Rukmini Callimachi of the New York Times: "A four-year military operation to flush the Islamic State from its territory in Iraq and Syria ended on Saturday, as the last village held by the terrorist group was retaken, erasing a militant theocracy that once spanned two countries. Cornered in Baghuz, Syria, the last 1.5-square-mile remnant of the group's original caliphate in the region, the remaining militants waged a surprisingly fierce defense and kept the American-backed forces at bay for months. They detonated car bombs and hurled explosives from drones. Suicide bombers ran across the front line under cover of darkness to attack the sleeping quarters of the American-backed coalition. In the last weeks, the militants' families fled for their lives, their black-clad wives streaming into the desert by the tens of thousands, some of them defiantly chanting Islamic State slogans and lobbing fistfuls of dirt at reporters." ...

... Mrs. McCrabbie: It probably didn't help U.S.-backed forces that Presidunce* Blabber T. Mouth pulled a Geraldo* & told reporters on Wednesday that ISIS "will be gone by tonight." *In case you've forgotten Geraldo Rivera.

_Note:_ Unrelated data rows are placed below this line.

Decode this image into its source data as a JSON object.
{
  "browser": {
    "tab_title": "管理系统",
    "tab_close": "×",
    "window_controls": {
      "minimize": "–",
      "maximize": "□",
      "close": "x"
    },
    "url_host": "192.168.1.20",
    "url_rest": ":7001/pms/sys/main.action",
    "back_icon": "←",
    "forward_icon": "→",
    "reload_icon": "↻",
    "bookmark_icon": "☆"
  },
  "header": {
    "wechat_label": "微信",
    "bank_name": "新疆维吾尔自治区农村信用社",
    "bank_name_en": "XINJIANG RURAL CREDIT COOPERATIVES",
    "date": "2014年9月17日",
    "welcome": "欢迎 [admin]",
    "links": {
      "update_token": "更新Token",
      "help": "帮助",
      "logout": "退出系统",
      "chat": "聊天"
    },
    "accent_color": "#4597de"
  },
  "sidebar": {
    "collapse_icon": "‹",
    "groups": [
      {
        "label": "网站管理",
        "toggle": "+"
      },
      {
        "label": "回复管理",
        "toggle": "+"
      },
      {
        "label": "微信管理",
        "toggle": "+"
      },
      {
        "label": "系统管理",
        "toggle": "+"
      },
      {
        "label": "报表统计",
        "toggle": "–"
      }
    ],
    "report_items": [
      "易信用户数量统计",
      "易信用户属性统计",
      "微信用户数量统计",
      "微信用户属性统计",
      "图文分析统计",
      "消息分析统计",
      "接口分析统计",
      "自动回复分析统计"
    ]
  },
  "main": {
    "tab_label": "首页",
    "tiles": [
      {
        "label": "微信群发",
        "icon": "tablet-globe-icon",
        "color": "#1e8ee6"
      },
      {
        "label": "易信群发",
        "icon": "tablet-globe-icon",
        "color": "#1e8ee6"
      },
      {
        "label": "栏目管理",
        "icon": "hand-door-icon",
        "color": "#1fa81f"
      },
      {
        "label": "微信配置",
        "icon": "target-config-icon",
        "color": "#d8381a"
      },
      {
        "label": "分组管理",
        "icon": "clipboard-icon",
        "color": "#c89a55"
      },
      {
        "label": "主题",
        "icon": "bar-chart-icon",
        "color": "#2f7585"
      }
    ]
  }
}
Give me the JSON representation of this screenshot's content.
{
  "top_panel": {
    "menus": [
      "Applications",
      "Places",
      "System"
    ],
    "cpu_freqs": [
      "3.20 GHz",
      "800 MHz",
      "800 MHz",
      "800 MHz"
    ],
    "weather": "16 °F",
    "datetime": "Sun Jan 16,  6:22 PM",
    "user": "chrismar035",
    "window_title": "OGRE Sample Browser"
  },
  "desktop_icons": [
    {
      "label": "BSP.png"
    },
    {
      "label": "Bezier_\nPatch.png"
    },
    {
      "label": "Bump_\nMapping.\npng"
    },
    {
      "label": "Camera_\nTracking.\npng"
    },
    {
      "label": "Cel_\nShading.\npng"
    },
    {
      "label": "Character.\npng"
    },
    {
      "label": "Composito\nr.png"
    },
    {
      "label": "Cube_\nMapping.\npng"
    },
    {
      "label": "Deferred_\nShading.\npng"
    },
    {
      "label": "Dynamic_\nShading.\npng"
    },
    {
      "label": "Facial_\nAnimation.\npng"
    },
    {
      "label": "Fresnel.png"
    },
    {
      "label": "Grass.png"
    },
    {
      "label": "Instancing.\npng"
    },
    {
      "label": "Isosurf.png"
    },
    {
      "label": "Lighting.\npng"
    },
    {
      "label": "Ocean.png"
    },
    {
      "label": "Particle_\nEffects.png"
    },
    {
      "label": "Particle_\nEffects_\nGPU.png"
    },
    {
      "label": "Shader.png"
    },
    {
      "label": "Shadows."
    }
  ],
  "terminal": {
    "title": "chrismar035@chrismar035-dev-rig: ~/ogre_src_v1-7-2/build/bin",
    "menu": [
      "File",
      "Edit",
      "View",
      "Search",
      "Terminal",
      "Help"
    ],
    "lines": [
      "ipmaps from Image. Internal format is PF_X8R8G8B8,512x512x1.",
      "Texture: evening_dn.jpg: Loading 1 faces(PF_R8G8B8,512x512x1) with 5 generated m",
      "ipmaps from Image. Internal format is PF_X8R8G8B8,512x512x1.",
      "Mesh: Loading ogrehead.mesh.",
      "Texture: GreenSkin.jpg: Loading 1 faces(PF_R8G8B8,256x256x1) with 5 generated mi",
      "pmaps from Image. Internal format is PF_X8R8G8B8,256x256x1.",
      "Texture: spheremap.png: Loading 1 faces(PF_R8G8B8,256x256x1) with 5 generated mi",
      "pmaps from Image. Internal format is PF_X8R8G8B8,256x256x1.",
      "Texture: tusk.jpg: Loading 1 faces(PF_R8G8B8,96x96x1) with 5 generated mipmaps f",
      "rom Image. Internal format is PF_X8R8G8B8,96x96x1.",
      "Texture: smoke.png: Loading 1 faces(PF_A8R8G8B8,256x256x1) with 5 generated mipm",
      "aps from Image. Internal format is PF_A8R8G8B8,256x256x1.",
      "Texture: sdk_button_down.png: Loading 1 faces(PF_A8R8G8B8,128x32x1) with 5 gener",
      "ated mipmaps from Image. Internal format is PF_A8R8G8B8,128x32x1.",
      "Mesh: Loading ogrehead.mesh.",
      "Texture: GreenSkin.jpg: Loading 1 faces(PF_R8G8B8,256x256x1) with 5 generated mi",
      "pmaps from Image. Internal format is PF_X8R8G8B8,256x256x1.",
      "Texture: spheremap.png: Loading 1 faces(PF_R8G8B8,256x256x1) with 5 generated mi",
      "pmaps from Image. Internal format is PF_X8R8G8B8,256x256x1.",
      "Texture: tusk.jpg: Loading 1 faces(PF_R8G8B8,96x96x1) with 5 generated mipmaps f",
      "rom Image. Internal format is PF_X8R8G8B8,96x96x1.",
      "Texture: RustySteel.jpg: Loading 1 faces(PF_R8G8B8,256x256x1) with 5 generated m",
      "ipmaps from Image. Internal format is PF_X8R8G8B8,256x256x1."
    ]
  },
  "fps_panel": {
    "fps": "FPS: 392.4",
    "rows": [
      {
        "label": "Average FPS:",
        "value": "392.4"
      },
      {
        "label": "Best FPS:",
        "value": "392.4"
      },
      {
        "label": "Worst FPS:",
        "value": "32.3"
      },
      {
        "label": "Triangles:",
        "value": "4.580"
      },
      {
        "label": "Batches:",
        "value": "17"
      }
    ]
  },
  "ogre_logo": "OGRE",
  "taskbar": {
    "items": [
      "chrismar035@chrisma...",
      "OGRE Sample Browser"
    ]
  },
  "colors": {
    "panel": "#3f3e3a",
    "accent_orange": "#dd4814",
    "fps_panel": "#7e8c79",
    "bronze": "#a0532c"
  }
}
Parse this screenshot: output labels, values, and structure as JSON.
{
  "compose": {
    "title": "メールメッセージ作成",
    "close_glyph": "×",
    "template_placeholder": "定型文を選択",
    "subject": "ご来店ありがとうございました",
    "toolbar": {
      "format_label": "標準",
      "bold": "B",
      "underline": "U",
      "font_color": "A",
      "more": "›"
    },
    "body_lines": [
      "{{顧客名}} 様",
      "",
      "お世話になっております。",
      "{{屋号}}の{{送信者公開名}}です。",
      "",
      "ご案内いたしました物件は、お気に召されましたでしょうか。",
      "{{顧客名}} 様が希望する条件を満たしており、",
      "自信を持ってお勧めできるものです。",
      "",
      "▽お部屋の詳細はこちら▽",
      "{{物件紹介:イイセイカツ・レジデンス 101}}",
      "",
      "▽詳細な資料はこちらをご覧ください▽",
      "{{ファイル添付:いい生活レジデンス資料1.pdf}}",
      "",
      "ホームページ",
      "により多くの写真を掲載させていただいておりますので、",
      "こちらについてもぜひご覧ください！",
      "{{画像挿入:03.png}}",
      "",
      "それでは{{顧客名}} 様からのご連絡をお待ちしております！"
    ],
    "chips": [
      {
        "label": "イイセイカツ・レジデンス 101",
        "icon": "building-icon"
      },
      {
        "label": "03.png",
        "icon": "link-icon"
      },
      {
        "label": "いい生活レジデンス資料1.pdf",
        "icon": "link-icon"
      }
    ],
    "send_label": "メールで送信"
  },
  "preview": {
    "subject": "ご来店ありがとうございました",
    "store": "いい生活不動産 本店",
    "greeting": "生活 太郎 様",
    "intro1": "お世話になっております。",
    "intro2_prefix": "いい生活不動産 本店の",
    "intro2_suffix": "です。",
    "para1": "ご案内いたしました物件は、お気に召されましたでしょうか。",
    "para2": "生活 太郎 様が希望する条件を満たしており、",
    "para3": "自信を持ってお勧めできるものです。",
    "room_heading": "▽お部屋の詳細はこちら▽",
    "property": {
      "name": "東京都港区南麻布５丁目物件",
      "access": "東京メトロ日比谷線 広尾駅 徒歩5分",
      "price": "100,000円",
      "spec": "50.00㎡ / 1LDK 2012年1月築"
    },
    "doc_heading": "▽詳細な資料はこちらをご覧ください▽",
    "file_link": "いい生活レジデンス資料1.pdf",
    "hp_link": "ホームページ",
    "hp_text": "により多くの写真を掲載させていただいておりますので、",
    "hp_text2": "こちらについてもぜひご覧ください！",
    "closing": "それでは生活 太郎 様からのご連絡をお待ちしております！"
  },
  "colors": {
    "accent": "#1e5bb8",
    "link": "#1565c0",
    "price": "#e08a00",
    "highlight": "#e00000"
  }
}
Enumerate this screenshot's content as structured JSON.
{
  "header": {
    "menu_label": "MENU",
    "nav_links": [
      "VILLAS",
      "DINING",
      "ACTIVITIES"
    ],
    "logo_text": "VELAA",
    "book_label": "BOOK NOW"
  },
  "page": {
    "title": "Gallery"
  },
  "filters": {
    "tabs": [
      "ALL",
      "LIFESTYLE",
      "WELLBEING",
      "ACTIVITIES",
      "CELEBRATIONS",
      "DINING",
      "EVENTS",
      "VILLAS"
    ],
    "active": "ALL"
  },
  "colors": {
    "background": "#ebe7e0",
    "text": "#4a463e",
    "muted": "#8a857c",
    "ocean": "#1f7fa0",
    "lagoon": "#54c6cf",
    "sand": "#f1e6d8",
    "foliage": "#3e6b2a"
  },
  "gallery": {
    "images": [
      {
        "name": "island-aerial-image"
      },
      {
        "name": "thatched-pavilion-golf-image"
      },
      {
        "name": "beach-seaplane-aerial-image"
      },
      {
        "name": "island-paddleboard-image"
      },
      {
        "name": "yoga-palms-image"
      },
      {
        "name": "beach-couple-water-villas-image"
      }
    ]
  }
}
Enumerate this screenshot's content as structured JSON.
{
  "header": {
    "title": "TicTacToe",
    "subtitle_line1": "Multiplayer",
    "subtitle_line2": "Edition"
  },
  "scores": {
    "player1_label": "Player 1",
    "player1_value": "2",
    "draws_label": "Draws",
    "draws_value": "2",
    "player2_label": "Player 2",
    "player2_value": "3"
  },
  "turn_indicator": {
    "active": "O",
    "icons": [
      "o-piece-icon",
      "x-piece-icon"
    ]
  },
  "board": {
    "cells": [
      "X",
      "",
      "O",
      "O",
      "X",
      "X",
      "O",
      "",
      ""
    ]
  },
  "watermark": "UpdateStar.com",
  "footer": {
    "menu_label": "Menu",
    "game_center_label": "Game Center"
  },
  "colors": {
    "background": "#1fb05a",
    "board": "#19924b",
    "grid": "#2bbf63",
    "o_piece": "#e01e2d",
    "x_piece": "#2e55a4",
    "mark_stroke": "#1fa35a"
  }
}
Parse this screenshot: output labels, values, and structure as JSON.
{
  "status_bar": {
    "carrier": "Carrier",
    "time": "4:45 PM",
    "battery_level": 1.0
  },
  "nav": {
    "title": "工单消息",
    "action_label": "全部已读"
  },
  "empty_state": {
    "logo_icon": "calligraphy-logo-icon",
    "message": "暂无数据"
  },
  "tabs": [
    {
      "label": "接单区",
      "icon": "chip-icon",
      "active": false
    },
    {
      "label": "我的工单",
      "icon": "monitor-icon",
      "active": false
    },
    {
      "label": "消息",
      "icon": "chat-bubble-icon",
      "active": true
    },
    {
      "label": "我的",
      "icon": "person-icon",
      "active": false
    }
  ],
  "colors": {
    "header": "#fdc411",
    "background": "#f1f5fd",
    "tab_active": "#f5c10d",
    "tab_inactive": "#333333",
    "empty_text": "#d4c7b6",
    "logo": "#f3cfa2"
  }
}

The Unindicted President* remains the nation's greatest security threat.

All the Best People, Ctd.

Jim Tankersley of the New York Times: "President Trump said on Friday that he had offered a position on the Federal Reserve's Board of Governors to Stephen Moore, a conservative economic adviser who has become an outspoken critic of the Fed's interest rate policy. Mr. Moore has blamed the Fed's rate increases over the past year for slowing economic growth and recently began calling on the central bank to begin cutting rates. An economist at the conservative Heritage Foundation, Mr. Moore helped draft Mr. Trump's tax proposals in the 2016 campaign and has served as an informal adviser ever since. As a nominee, Mr. Moore, 59, would face intense criticism in the Senate from Democrats, with whom he has clashed on several economic issues in his career as a commentator and policy advocate." ...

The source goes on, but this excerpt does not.